Sloan is a band that doesn't rely on one particular member to handle lead vocals and a couple of the guys actually swap instruments during certain songs. I've already mentioned Murphy who primarily handled vocals and bass, but took a turn on the drums for a few songs. In addition, the band consists of Patrick Pentland, who played lead guitar and did his share of the vocal work, Jay Ferguson who played rhythm guitar, sang and played bass on a few tracks and Andrew Scott, who acted primarily as the band's drummer, but also took up the rhythm guitar and sang. Sloan was also accompanied by a keyboard player who, as you may have already guessed, provided vocals. Being proficient at multiple instruments and having one of four different voices out front at any given time gave the band a very diverse and interesting dynamic to their sound. You literally never knew what to expect from song to song.
Sloan is a band chock full of hooks and harmony and those in the audience who were familiar with their songs (I for one am not) seemed to eat it up. One fan in particular, who stood at the front and center of the stage, was a ball of energy, jumping up and down throughout the set, yelling song requests and singing word for word with whatever band member happened to be singing at the time. When Sloan did the aforementioned instrument swap, Murphy handed this guy a maraca and allowed him to keep the rhythm of the next song as the singer made his way back to the drum kit.

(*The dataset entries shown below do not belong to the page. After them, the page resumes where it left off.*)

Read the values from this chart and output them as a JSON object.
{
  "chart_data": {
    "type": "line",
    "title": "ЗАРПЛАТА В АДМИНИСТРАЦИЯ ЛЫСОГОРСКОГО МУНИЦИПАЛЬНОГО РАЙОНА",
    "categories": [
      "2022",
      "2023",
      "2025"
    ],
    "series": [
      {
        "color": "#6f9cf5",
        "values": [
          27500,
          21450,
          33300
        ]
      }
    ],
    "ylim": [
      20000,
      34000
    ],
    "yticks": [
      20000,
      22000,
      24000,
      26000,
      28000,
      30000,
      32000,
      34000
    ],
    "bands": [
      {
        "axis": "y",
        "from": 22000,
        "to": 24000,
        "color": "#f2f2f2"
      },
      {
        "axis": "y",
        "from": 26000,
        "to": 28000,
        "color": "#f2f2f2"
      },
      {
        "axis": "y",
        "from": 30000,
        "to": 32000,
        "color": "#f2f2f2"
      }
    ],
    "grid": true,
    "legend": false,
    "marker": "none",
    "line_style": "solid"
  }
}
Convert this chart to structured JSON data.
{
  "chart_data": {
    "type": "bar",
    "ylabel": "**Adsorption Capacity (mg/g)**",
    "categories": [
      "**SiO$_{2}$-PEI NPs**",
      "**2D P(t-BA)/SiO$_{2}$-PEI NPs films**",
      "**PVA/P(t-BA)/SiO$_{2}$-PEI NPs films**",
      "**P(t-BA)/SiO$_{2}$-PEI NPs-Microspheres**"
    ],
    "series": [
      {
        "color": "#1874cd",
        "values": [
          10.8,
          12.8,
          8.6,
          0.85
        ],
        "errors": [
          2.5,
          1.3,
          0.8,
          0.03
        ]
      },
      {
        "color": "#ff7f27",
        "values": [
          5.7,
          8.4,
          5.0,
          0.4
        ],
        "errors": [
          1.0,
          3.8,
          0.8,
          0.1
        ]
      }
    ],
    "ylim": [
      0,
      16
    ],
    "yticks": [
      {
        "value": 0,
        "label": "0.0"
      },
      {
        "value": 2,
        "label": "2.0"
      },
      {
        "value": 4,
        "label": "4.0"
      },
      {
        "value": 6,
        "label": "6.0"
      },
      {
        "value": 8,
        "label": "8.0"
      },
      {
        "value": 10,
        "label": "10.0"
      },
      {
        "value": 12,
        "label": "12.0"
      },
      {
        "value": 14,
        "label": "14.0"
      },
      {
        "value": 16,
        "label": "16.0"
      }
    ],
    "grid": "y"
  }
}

The rapport with the crowd continued throughout the band's set as they asked for requests...and when one fan yelled "Pen Pals...you haven't played that in three tours!", Murphy quickly retorted..."that's a fucking lie"...then turned to a young fan whom he had pointed out earlier in the show because she was celebrating her birthday and jokingly said "happy 13th birthday"...an obvious, semi-apology for his choice in language. This guy is funny I tell you.
For their encore, Sloan brought the enthusiastic front and center fan (the one with the maraca) onstage with them and gave the guy full reign over the microphone. Honest to God, I was completely blown away. The guy nailed every note of the song (again, I apologize as I have no idea what song was being played) and if you weren't looking, you never would have known it wasn't a member of the band doing the singing.
At the end of the day, I was glad I gave this band a second chance all these years later. Their Kiss meets the Beatles pop-rock sound combined with Murphy's wacky jokes and sarcasm are actually a breath of fresh air in the often stuffy "alt-rock" world. Amazing how age puts a new perspective on things.